Neue Ära mit doppeltem Defizit

Bei der Weltmeisterschaft in Tunesien versuchen ab morgen die deutschen Handballer nach dem Abschied ihrer goldenen Generation, die zuletzt olympisches Silber gewann, mit neu formiertem Team den Anschluss an die Weltspitze zu bewahren

AUS BERLIN FRANK KETTERER

Die bittere Erkenntnis kam kurz vor Mitternacht und im Oktober. Ein Fest hatten sie gefeiert an jenem Abend, und obwohl es rauschend und bunt und wunderschön war, machte sich doch auch eine satte Portion Wehmut in der Kieler Ostseehalle breit, und das ein oder andere Auge glänzte verdächtig feucht, nicht nur bei Heiner Brand, dem Bundestrainer. Schließlich galt es Abschied zu nehmen an diesem Abend, weil Christian Schwarzer, Volker Zerbe, Stefan Kretzschmar, Klaus-Dieter Petersen und Mark Dragunski ihre Karrieren in der deutschen Nationalmannschaft nach Olympia für beendet erklärt hatten. Die fünf zählten zum Stamm einer deutschen Handball-Mannschaft, die mit den Jahren zu solch immenser Größe und Güte herangewachsen war, dass kein Finale eines großen Turniers mehr ohne sie über die Bühne ging. Europameister ist diese Mannschaft geworden und Vizeweltmeister, und auch bei Olympia in Athen fügte sie ihrer Erfolgsgeschichte ein wunderbares Kapitel an, auch wenn es am Ende „nur“ ein silbernes wurde.

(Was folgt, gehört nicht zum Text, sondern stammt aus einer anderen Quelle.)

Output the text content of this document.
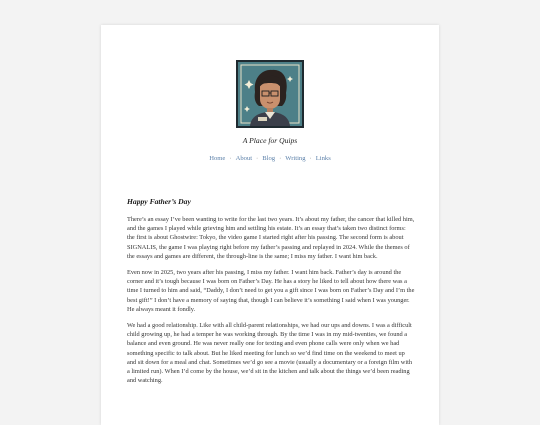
A Place for Quips
Home · About · Blog · Writing · Links
Happy Father’s Day

There’s an essay I’ve been wanting to write for the last two years. It’s about my father, the cancer that killed him, and the games I played while grieving him and settling his estate. It’s an essay that’s taken two distinct forms: the first is about Ghostwire: Tokyo, the video game I started right after his passing. The second form is about SIGNALIS, the game I was playing right before my father’s passing and replayed in 2024. While the themes of the essays and games are different, the through-line is the same; I miss my father. I want him back.

Even now in 2025, two years after his passing, I miss my father. I want him back. Father’s day is around the corner and it’s tough because I was born on Father’s Day. He has a story he liked to tell about how there was a time I turned to him and said, “Daddy, I don’t need to get you a gift since I was born on Father’s Day and I’m the best gift!” I don’t have a memory of saying that, though I can believe it’s something I said when I was younger. He always meant it fondly.

We had a good relationship. Like with all child-parent relationships, we had our ups and downs. I was a difficult child growing up, he had a temper he was working through. By the time I was in my mid-twenties, we found a balance and even ground. He was never really one for texting and even phone calls were only when we had something specific to talk about. But he liked meeting for lunch so we’d find time on the weekend to meet up and sit down for a meal and chat. Sometimes we’d go see a movie (usually a documentary or a foreign film with a limited run). When I’d come by the house, we’d sit in the kitchen and talk about the things we’d been reading and watching.
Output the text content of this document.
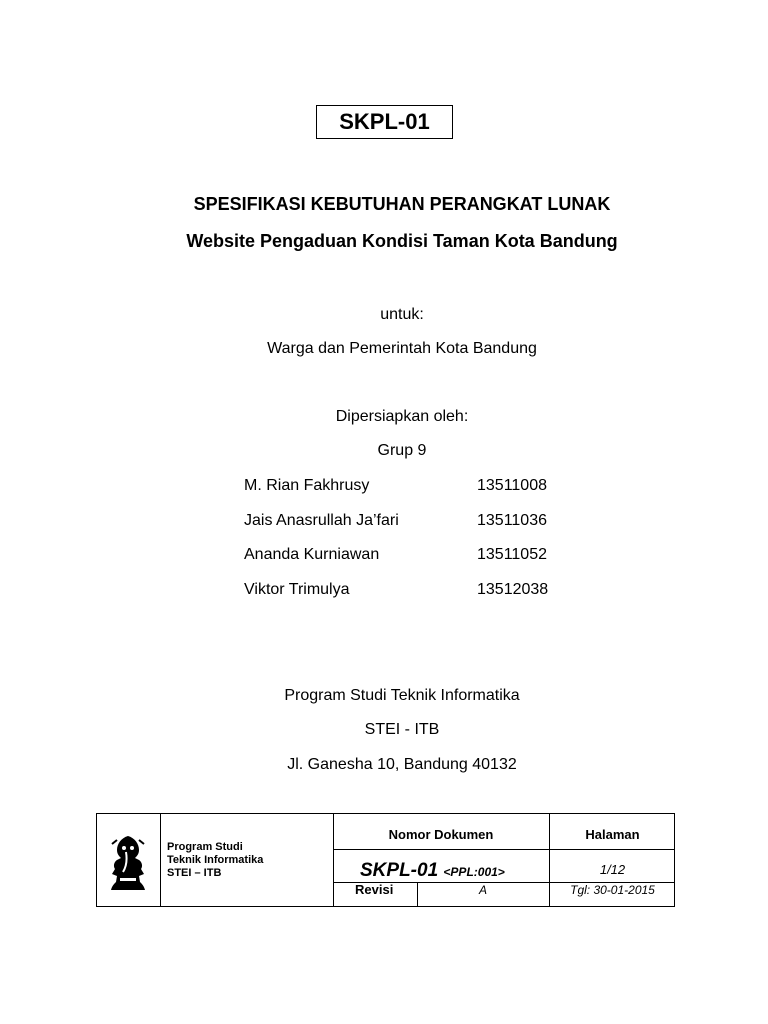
SKPL-01
SPESIFIKASI KEBUTUHAN PERANGKAT LUNAK
Website Pengaduan Kondisi Taman Kota Bandung
untuk:
Warga dan Pemerintah Kota Bandung
Dipersiapkan oleh:
Grup 9
M. Rian Fakhrusy	13511008
Jais Anasrullah Ja’fari	13511036
Ananda Kurniawan	13511052
Viktor Trimulya	13512038
Program Studi Teknik Informatika
STEI - ITB
Jl. Ganesha 10, Bandung 40132
Program Studi
Teknik Informatika
STEI – ITB
Nomor Dokumen	Halaman
SKPL-01 <PPL:001>	1/12
Revisi	A	Tgl: 30-01-2015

Aber das ist letztendlich egal, denn es war trotzdem eine große Mannschaft, die das Land mit einer goldenen Handball-Ära beschenkt hatte. Und nun, da die Helden an diesem Oktoberabend in Kiel ein letztes Mal miteinander gezaubert und dabei ihre eigene Ära offiziell beendet hatten, kam zunächst die Wehmut und dann jene bittere Erkenntnis, dass nichts mehr so sein wird, wie es gerade eben noch war. „Wir sind keine Favoriten mehr. Wir sind wieder Außenseiter“, packte Henning Fritz diese in Worte – und dabei sah der Torhüter aus, als könne er das selbst nicht glauben.

Aber es ist wahr, unumstößlich, und erleben wird man das bei der Handball-Weltmeisterschaft, die am morgigen Sonntag in Tunesien mit dem Spiel gegen Ägypten (17 Uhr, ZDF) beginnt. „Ein Platz unter den ersten acht wäre schon ein Erfolg“, sagt Horst Bredemeier, der Vizepräsident des Deutschen Handball-Bundes (DHB), und stapelt damit keineswegs tief. Zumal die deutsche Mannschaft bei dem Turnier in Afrika auch noch auf die verbliebenen, derzeit allerdings verletzten Olympiahelden Daniel Stephan, Markus Baur, Henning Fritz und Jan-Olaf Himmel verzichten muss. Zusammen mit den Zurückgetretenen ließe sich allein daraus ein Stamm bilden, der locker um den Titel mitspielen könnte.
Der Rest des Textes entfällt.